Amnesty International said Thursday it was investigating reports of serious human rights violations committed by Iraqi government and allied forces in the operation to retake the city of Tikrit.
"We are very concerned by reports of widespread human rights abuses committed in the course of the military operation in the area around Tikrit," the rights watchdog's Donatella Rovera told AFP.
Security forces backed by paramilitary groups and supported by US-led air strikes retook Tikrit from Islamic State over the past few days.
Outlying areas in Salaheddin province, which had also been under ISIS control since 2014, were retaken gradually over the course of the past month.
The operation, Baghdad's largest yet against the jihadists, was seen as a test of the Shiite-dominated forces' ability to retake a Sunni area while reining in reprisals against the local population.

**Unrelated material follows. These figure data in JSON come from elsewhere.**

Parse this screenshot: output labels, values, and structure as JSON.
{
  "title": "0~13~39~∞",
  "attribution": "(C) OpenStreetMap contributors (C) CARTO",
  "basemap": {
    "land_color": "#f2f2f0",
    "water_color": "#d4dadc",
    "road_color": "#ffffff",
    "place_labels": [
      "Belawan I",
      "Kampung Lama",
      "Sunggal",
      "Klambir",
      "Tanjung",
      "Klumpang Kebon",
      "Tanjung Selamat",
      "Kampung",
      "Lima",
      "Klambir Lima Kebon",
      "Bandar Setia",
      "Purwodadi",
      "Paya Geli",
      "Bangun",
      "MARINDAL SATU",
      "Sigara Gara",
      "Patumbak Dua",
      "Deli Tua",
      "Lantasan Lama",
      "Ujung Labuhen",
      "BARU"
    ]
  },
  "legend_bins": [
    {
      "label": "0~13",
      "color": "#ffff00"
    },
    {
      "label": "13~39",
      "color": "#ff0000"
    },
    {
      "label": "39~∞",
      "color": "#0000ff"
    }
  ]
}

"We are investigating reports that scores of residents have been seized early last month and not heard of since, and that residents' homes and businesses have been blown up or burned down after having been looted by militias," said Rovera, senior crisis response adviser at Amnesty.
"There have also been reports of summary executions of men who may or may not have been involved in combat but who were killed after having been captured" when not in combat, she said.

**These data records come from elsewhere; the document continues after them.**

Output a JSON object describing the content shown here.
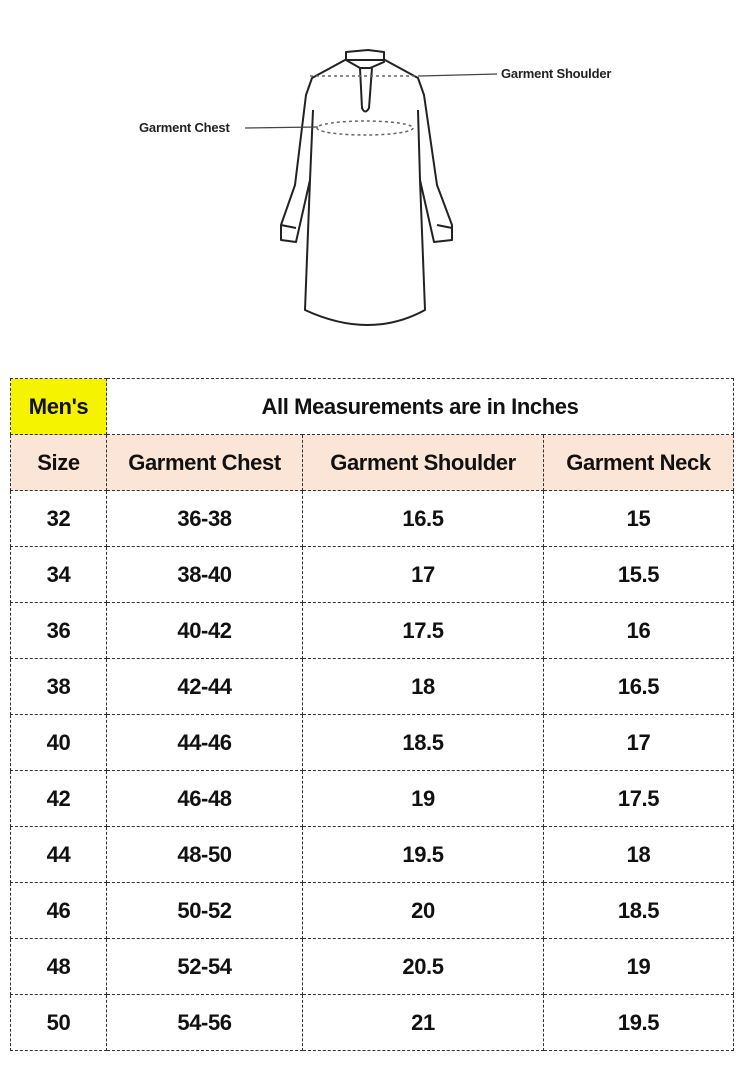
{
  "illustration": {
    "labels": {
      "shoulder": "Garment Shoulder",
      "chest": "Garment Chest"
    }
  },
  "table": {
    "gender_label": "Men's",
    "note": "All Measurements are in Inches",
    "colors": {
      "gender_bg": "#f5f300",
      "header_bg": "#fbe5d6"
    },
    "headers": [
      "Size",
      "Garment Chest",
      "Garment Shoulder",
      "Garment Neck"
    ],
    "rows": [
      [
        "32",
        "36-38",
        "16.5",
        "15"
      ],
      [
        "34",
        "38-40",
        "17",
        "15.5"
      ],
      [
        "36",
        "40-42",
        "17.5",
        "16"
      ],
      [
        "38",
        "42-44",
        "18",
        "16.5"
      ],
      [
        "40",
        "44-46",
        "18.5",
        "17"
      ],
      [
        "42",
        "46-48",
        "19",
        "17.5"
      ],
      [
        "44",
        "48-50",
        "19.5",
        "18"
      ],
      [
        "46",
        "50-52",
        "20",
        "18.5"
      ],
      [
        "48",
        "52-54",
        "20.5",
        "19"
      ],
      [
        "50",
        "54-56",
        "21",
        "19.5"
      ]
    ]
  }
}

Rovera said the latest such report was an incident Wednesday inside Tikrit.
The government and its coalition partners, the United Nations and rights groups have repeatedly stressed that any military victory against ISIS that comes with sectarian-driven abuses would only sow the seeds of future violence.
Pro-government militiamen could be seen looting shops in central Tikrit Wednesday as Iraqi forces sought to consolidate control over the city.